Şehirliler ise orta çağ yapısındadır. Etnik olarak karmaşık bir yapıya sahiptir. Çoğu zaman İranlılar tecim, zanaat ve siyaset ile uğraşırlardı. Köylüler umumiyetle İranlı ziraatla uğraşırlar. Göçebeler genel anlamda Türklerden ve Araplar’dan oluşurdu. Sülaleler ve hâkimiyet değişimleri mühim bir şey ifade etmezdi. Müesseseler köklü bir halde değişmez kalıcı olurlardı.
Hükümdar ve Hükümdar Ailesi
Selçuklu Devleti İslam coğrafyasında kurulsa da Orta Asya geleneklerini de devam ettirmiştir. Kut anlayışını da bununla beraber getirmişlerdir. Devlet hükümdarın malı değil, yalnızca devleti yönetme hakkına sahiptir.

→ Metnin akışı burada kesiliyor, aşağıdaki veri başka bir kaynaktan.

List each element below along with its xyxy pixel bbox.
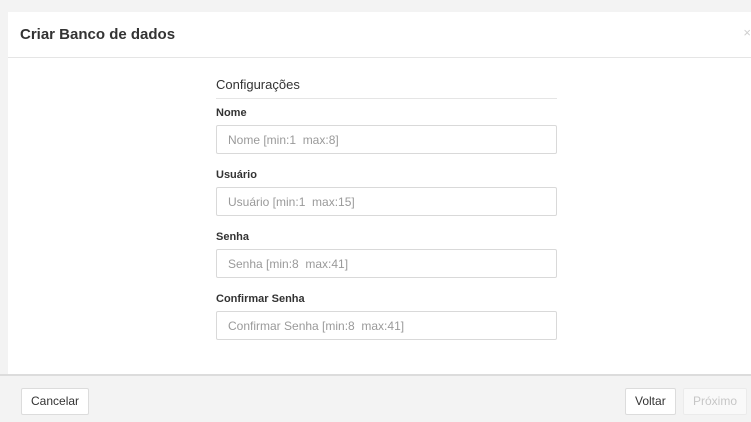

Selçuklu Devleti’nin teşkilatı nasıl kuruldu?
Selçuklu Devleti’nin teşkilatı, Türkmen Oğuzları tarafınca oluşturuldu. Türkmen Oğuzları, Orta Asya’dan göç ederek Anadolu’ya yerleşti. Selçuklu Devleti’nin kuruluşunda, Türkmen Oğuzları Selçuklu ordusunun temelini oluşturdu. Selçuklu Devleti’nin teşkilatı, İslam geleneği ve Türkmen gelenekleri ile birleştirildi.
Selçuklu Devleti’nin bürokratik teşkilatı nasıl çalışıyordu?
Selçuklu Devleti’nin bürokratik teşkilatı, emirler, beyler ve valilerden oluşuyordu. Emirler, ordunun genel komutanları ve harp planlarını hazırlayan kişilerdi. Beyler, emirlerin altında çalışıyor ve eyaletlerdeki yönetimsel işlerden sorumluydu. Valiler ise, beylerin altında çalışıyor ve eyaletlerin günlük işlerinden sorumluydu.
Selçuklu Devleti’nin kaynakları nedir?
Selçuklu Devleti’nin kaynakları içinde zamanı kronikler, seyahatnameler, belgeler, şiirler ve mimari eserler yer almıştır. Zamanı kronikler, devletin tarihini ve vakalarını özetleyen mühim kaynaklardır. Seyahatnameler, devletin değişik bölgeleri hakkında data veren kaynaklardır. Belgeler, devletin resmi yazışmalarıdır ve yönetimsel işler hakkında data sağlar. Şiirler, Selçuklu Devleti’nin kültürü ve sanatı hakkında data verir. Mimari eserler ise, Selçuklu Devleti’nin sanat ve mimarlık alanındaki başarılarını gösterir.
Selçuklu Devleti’nin ordusu nasıl bir yapıya sahipti?
Selçuklu ordusu, Türkmen Oğuzlarından oluşmuş bulunan pek çok aşiretin bir araya gelmesiyle oluşuyordu. Orduda, atlı süvarilerden oluşmuş bulunan birlikler yer alıyordu. Ordunun liderliği, emirler ve beyler tarafınca yapılmıştı. Selçuklu ordusu, Bizans İmparatorluğu, Haçlılar ve öteki Orta Doğu devletleriyle savaşarak pek çok zafer kazanmıştır.